Il termine Torchiato deriva da quell’antico attrezzo di cantina che è il torchio, utilizzato per la torchiatura delle uve appassite che non consentirebbero una soddisfacente estrazione del mosto per mezzo delle normali pigiatrici.
E’ prodotto da uve di Glera per il 30% (che apporta al vino il profumo), di Verdiso per il 20%, di Boschera per il 25% (apportatore del particolare aroma che caratterizza il vino), e il rimanente 15% con uve provenienti da vitigni a bacca bianca, non aromatici, raccomandati e autorizzati dalla provincia di Treviso. L’equilibrio e la bontà del vino, dipendono dalla capacità di ogni singolo agricoltore nel dosare giustamente le varie uve, si tratta infatti di un segreto che dà alla tradizione un certo fascino.

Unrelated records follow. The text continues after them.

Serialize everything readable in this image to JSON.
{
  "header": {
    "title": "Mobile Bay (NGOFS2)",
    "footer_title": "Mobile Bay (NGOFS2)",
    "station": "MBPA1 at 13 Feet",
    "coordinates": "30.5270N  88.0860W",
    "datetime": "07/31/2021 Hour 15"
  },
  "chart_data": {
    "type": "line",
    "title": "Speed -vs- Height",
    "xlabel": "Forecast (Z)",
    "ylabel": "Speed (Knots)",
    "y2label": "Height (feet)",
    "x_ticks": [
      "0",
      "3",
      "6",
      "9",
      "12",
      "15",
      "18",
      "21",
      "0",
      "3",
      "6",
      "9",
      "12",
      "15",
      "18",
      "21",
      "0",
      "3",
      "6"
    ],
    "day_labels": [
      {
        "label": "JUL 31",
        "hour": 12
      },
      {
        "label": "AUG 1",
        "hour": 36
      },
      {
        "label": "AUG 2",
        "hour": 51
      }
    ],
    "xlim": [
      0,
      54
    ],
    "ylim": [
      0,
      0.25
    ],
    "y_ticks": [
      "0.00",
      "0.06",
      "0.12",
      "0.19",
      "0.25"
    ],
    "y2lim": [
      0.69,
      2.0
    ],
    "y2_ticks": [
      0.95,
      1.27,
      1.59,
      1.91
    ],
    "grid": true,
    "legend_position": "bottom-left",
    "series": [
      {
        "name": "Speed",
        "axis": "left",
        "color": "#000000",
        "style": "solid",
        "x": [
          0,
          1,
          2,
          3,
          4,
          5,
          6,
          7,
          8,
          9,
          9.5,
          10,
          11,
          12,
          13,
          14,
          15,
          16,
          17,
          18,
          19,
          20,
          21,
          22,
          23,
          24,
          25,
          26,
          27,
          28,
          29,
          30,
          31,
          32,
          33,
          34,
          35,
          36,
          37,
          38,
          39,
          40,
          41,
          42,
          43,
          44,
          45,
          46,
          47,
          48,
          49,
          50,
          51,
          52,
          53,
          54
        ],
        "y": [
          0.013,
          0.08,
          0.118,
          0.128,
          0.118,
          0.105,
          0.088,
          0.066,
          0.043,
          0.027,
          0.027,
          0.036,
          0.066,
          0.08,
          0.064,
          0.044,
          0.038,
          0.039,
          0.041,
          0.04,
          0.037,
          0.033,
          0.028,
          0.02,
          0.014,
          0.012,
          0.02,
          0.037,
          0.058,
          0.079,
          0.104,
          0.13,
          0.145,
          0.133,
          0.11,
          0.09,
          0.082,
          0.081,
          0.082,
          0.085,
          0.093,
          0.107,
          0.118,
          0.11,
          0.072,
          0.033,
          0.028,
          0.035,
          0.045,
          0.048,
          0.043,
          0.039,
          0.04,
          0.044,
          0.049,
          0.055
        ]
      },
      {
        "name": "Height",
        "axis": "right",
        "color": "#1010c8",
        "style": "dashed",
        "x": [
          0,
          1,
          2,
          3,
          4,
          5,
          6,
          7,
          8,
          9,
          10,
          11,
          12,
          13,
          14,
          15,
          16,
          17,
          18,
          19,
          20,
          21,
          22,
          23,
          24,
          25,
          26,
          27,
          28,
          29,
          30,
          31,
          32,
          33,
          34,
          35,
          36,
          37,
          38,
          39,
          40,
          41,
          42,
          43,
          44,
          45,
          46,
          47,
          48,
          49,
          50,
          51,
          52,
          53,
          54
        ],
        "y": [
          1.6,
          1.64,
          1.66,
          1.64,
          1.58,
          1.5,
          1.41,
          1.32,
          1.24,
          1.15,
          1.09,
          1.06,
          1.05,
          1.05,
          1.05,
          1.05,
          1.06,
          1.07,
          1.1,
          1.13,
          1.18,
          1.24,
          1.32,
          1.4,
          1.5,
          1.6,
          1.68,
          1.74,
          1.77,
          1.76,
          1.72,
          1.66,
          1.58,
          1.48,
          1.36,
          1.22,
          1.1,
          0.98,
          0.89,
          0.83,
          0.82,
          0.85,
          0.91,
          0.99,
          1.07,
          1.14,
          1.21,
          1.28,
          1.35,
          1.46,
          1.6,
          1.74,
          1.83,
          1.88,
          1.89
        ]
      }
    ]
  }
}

Da 100 chili di uva si ottengono circa 20 litri di vino passito che si presenta di colore dorato carico, con sentori di miele d’acacia o di tiglio, di frutta secca e note di vaniglia; al gusto si ritrova un perfetto equilibrio tra la componente alcolica (15%-16%), quella acida e quella zuccherina ottenendo quell’effetto “dolce con retrogusto amarognolo” che è il suo principale elemento distintivo. Va servito ad una temperatura di 10-12°. E’ un vino raro, da meditazione, da servire con pasticceria secca a base di mandorle, ma può accompagnare anche ad alimenti più complessi come formaggi erborinati.